A long time ago (1994, I think) in an apartment just a few blocks away, I took it into my head to participate in the Three Day Novel contest. It was a great experience: over a long weekend, I wrote something like 65,000 words of dystopian, after-the-eco-apocalypse SF, and duly mailed it in to Arsenal Pulp Press. I didn’t win–nobody won that year–but I was a better writer at the end of the weekend, and I had a finished novel in hand and ready to revise.
The one flaw in my otherwise cunning plan was that I had chosen to write something based on one of my oft-started, utterly frustrating, would-not-gel-for-friggin-love-or-money novella starts. Over multiple failed attempts to make it come together, I’d come to heartily dislike the whole project. But, somehow, I decided the solution was to bust the thing out to novel length. Good plan, right?
As it turns out, no. At the end of three days, I had gone from having an unworkable thirty-page story to revise to having an unworkable 220 page book to fight with.
Oops. It’s trunked now, and good riddance.
In 2004 or thereabouts, I formed a pact to do National Novel Writing Month with a few of my beloveds. The goal this time around was to draft up a literary novel I’d proposed to the Canadian Grant Deities a few months earlier; I’d written that proposal while fully aware that I was hoping to have a contract for Blue Magic by then and I was a little scared of ending up on the hook for two books at once. I know, we should all have such problems, right? But I figured that if I had a draft of the grant novel in hand, I could revise one while drafting the other. (This worst-case-scenario, timingwise, never came about, as it happened.)

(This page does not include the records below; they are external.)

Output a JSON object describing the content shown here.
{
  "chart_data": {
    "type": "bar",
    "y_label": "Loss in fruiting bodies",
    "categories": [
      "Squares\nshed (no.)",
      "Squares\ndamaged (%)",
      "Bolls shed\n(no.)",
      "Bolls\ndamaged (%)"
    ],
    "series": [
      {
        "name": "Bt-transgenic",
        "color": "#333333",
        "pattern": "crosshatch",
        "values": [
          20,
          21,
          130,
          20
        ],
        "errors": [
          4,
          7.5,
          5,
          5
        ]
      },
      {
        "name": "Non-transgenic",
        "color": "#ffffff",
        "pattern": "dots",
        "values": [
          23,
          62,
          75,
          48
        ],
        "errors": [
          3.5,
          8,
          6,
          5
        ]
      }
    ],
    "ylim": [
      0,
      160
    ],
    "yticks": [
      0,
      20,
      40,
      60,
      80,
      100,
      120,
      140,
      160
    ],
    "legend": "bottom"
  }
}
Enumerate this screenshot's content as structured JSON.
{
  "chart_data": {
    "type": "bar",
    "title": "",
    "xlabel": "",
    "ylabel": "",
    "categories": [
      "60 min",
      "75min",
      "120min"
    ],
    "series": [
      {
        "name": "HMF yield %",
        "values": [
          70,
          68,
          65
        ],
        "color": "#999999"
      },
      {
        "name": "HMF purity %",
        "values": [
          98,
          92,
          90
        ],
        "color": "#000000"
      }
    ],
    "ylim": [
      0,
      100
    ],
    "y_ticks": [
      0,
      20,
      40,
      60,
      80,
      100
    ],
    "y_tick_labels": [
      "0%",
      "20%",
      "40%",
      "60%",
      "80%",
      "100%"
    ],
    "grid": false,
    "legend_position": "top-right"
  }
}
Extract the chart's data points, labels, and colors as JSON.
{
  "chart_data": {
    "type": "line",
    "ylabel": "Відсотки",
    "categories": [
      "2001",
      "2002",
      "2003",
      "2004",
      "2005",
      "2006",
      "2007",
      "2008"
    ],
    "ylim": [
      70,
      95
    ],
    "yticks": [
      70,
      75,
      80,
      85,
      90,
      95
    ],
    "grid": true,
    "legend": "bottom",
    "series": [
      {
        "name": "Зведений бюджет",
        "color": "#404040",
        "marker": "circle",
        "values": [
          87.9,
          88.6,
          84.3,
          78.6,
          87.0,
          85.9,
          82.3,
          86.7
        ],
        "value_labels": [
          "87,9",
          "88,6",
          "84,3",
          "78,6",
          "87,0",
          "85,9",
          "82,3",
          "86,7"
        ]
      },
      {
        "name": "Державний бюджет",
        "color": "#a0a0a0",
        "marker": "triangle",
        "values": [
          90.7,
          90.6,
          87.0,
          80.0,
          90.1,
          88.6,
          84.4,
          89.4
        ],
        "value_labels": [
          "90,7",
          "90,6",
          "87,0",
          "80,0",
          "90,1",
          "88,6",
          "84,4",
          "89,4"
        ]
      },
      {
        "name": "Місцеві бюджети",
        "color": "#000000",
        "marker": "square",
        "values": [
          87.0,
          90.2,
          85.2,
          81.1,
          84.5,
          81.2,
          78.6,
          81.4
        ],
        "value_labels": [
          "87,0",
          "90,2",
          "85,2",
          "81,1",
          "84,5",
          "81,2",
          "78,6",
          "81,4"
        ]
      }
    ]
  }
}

This time I picked a novel I was in love with, something I was excited about writing. Much better plan. The biggest concern I had with the whole scheme was that, for several years running, my writerbrain had stopped dead in its tracks each November. This was, actually, another reason for doing it. Losing a whole month out of one’s working year… it’s a lot. I could have usefully allocated the time to research, but I simply didn’t wanna.
For me, Nanowrimo worked out pretty well. I tried to write 2,000 words a day–that put me ahead of the game whenever I needed a day off. I took those days, and still finished a bit early. The month was exhausting, and the book pushed many other commitments to the wayside, but I got the book written as planned. That first draft of The Wintergirls was certainly messy, but my drafts are all messy; that didn’t scare me. The cameraderie and public accountability also worked for me. I posted word counts, was encouraged by blog readers as well as my nearest and dearest, encouraged other… Nanites? Nanners? Nannies? … in their turn, and came out of it with a draft that’s now very polished indeed. This is now my go-to strategy when I’m potentially double-booking myself: get one of the books well underway in November, and hope the rest falls together. I did it again in 2009, and am very pleased with the current state of the resulting book, which I’ve now revised about three times.
Unless other contracts start falling around here like hail, I’m planning to write The Rain Garden this coming November.
What about all of you? Yes? No? Why or why not? Your Nano tales would be very welcome.